05/03/2013 12:33 EDT | Updated 07/03/2013 05:12 EDT

When Cities Grow, Do They Lose Their Soul?

Getty Images
TORONTO, ON - APRIL 26: Construction workers are seen working on a condo building on Sudbury Street near Dovercourt Rd. (Carlos Osorio/Toronto Star via Getty Images)

I travel a lot for my work; to Europe and various cities in North America. As many of you will have experienced, travel gives us a different perspective on our home towns. Home is still very much "home"... the place I'm always glad to return to after journeying elsewhere, whether it's for business or pleasure. But spending time in other places also enables me to see Toronto with fresh eyes.

Upon my return recently, I've been struck by the sea of glass and steel that's transforming my beloved hometown. Of course, Victorian neighbourhoods (like Parkdale and the Annex) and older industrial areas (e.g. the Distillery) still abound. But the dominant skyline of Toronto has become that of the high-rise condominium.

As a through-and-through city girl, I love this urbanization and development of our cities. And there are definitely examples of where an effort has been made to not only construct a building, but also create a place for people to congregate and build community -- such as HTO Park on the lakeshore and the park in Yorkville -- a welcome respite for shoppers and those living in surrounding condos!

But examples of truly successful and integrated dwell-live areas are too few and far between. I can't help but question if the current form of that growth is really a good thing for our city, for our communities and neighbourhoods. Boom times, of course, bring much that is good; modernization and development, an opportunity to innovate and attract leading architects. A good example of this is Frank Gehry's condo towers -- a collaboration with David Mirvish -- of which Gehry has said that "he wants the first six storeys to deliver a feel of 'old Toronto.'"

But boom times also create demand that outstrips supply. And sometimes this results in developers hastening to fill that market gap with little forethought for what they're building, how it will age over time, or contribute to the lifestyle and vitality of our cityscape. Because Toronto is my home town, of course I care about this! I also think about the real estate options that will face my son Justin, if he chooses to make Toronto his home.

Some of our older neighbourhoods; like the Annex, Cabbagetown and even my own small enclave of South Hill have so much character -- so much SOUL -- because they've grown organically over time. The homes there were built with pride and are now maintained with love. It's palpable on those streets and seems to have a knock-on effect on the street life -- even diversity of retailers, from independent stores to the reliable chains. This mix creates character and adds something for everyone -- a true "neighbourhood" experience.

Perhaps this is all simply a function of time... and with time the newer neighbourhoods, like those high-rise condo towers on the lake shore, will take on the same character as our beloved older neighbourhoods. But right now they don't feel quite the same. There's little soul in the newer construction in Toronto neighbourhoods, and I'm guessing the same could be said of many other Canadian cities like Calgary and Vancouver.

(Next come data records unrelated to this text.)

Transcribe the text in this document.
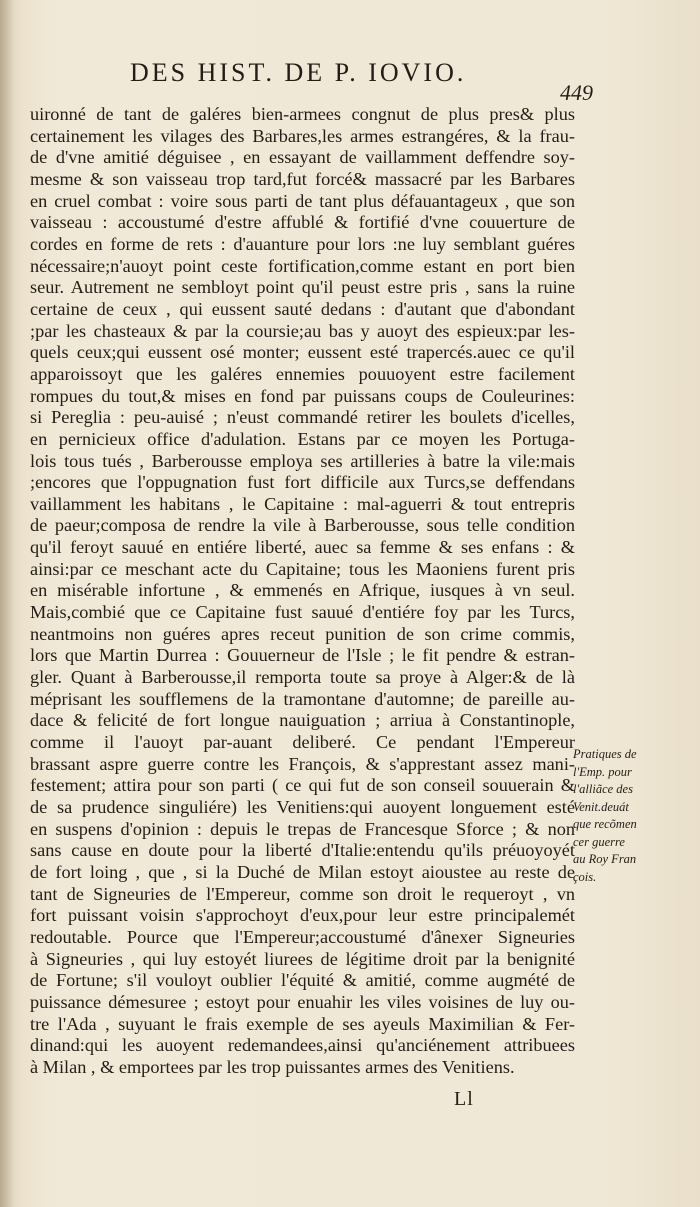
DES HIST. DE P. IOVIO.
449
uironné de tant de galéres bien-armees congnut de plus pres& plus
certainement les vilages des Barbares,les armes estrangéres, & la frau-
de d'vne amitié déguisee , en essayant de vaillamment deffendre soy-
mesme & son vaisseau trop tard,fut forcé& massacré par les Barbares
en cruel combat : voire sous parti de tant plus défauantageux , que son
vaisseau : accoustumé d'estre affublé & fortifié d'vne couuerture de
cordes en forme de rets : d'auanture pour lors :ne luy semblant guéres
nécessaire;n'auoyt point ceste fortification,comme estant en port bien
seur. Autrement ne sembloyt point qu'il peust estre pris , sans la ruine
certaine de ceux , qui eussent sauté dedans : d'autant que d'abondant
;par les chasteaux & par la coursie;au bas y auoyt des espieux:par les-
quels ceux;qui eussent osé monter; eussent esté trapercés.auec ce qu'il
apparoissoyt que les galéres ennemies pouuoyent estre facilement
rompues du tout,& mises en fond par puissans coups de Couleurines:
si Pereglia : peu-auisé ; n'eust commandé retirer les boulets d'icelles,
en pernicieux office d'adulation. Estans par ce moyen les Portuga-
lois tous tués , Barberousse employa ses artilleries à batre la vile:mais
;encores que l'oppugnation fust fort difficile aux Turcs,se deffendans
vaillamment les habitans , le Capitaine : mal-aguerri & tout entrepris
de paeur;composa de rendre la vile à Barberousse, sous telle condition
qu'il feroyt sauué en entiére liberté, auec sa femme & ses enfans : &
ainsi:par ce meschant acte du Capitaine; tous les Maoniens furent pris
en misérable infortune , & emmenés en Afrique, iusques à vn seul.
Mais,combié que ce Capitaine fust sauué d'entiére foy par les Turcs,
neantmoins non guéres apres receut punition de son crime commis,
lors que Martin Durrea : Gouuerneur de l'Isle ; le fit pendre & estran-
gler. Quant à Barberousse,il remporta toute sa proye à Alger:& de là
méprisant les soufflemens de la tramontane d'automne; de pareille au-
dace & felicité de fort longue nauiguation ; arriua à Constantinople,
comme il l'auoyt par-auant deliberé. Ce pendant l'Empereur
brassant aspre guerre contre les François, & s'apprestant assez mani-
festement; attira pour son parti ( ce qui fut de son conseil souuerain &
de sa prudence singuliére) les Venitiens:qui auoyent longuement esté
en suspens d'opinion : depuis le trepas de Francesque Sforce ; & non
sans cause en doute pour la liberté d'Italie:entendu qu'ils préuoyoyét
de fort loing , que , si la Duché de Milan estoyt aioustee au reste de
tant de Signeuries de l'Empereur, comme son droit le requeroyt , vn
fort puissant voisin s'approchoyt d'eux,pour leur estre principalemét
redoutable. Pource que l'Empereur;accoustumé d'ânexer Signeuries
à Signeuries , qui luy estoyét liurees de légitime droit par la benignité
de Fortune; s'il vouloyt oublier l'équité & amitié, comme augmété de
puissance démesuree ; estoyt pour enuahir les viles voisines de luy ou-
tre l'Ada , suyuant le frais exemple de ses ayeuls Maximilian & Fer-
dinand:qui les auoyent redemandees,ainsi qu'anciénement attribuees
à Milan , & emportees par les trop puissantes armes des Venitiens.
Pratiques de
l'Emp. pour
l'alliãce des
Venit.deuát
que recõmen
cer guerre
au Roy Fran
çois.
Ll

Of course, city planning and development is not my area of expertise. I come at this as a resident looking at how her own city is developing. I wonder how much of a city's character is planned "top-down" versus growing organically "bottom-up" over time?

When I travel, I look at cities like New York or Montreal and can't help but feel they do a better job merging old and new, preserving what's interesting and soulful; upgrading rather than tearing down. When I was looking for an apartment in New York, I was looking for a historic loft space in a 100+ year old building and this was entirely feasible. Toronto is, of course, a younger city (York was incorporated and renamed Toronto in 1834. But it was only in the second half of the last century that Toronto surpassed Montreal as the economic capital of Canada and its largest city). Even so, we should be doing a better job preserving and building upon the history we have.

This isn't only about housing, but also public spaces. The Highline in New York is an example of something old being reinvented and reinvigorated. It fits with the city; as a historic freight rail line it's long been part of the city. But now it offers a new perspective to tourists and residents alike. When I think of the ravines in Toronto, for example, I wonder if we could be doing more to make them vital and usable for commuters and tourists and just about anybody seeking refuge in a green and shady space.

I wish that the new construction contributed more to the overall lifestyle and beauty of our cities. It's one thing to throw up a condo tour and sell X number of units starting in the $300's (and yes, affordable housing should be celebrated in these inflated times). But where's the investment in the surrounding community and infrastructure? Who does that come from and how can we guarantee that what's built supports not only the demand for residences in a certain neighbourhood, but adds something to our cities that will stand the test of time.

When I look at other cities I love to be in; whether it's Paris, Montreal or New York... it's the sense of soulful evolution, honour given to both old and new that energizes and inspires me, that makes me fall in love with these places over and over again. But - most of all - it's character that transcends architecture or age. I hope that as Toronto continues to grow and thrive, we create a hometown that inspires that kind of pride and love.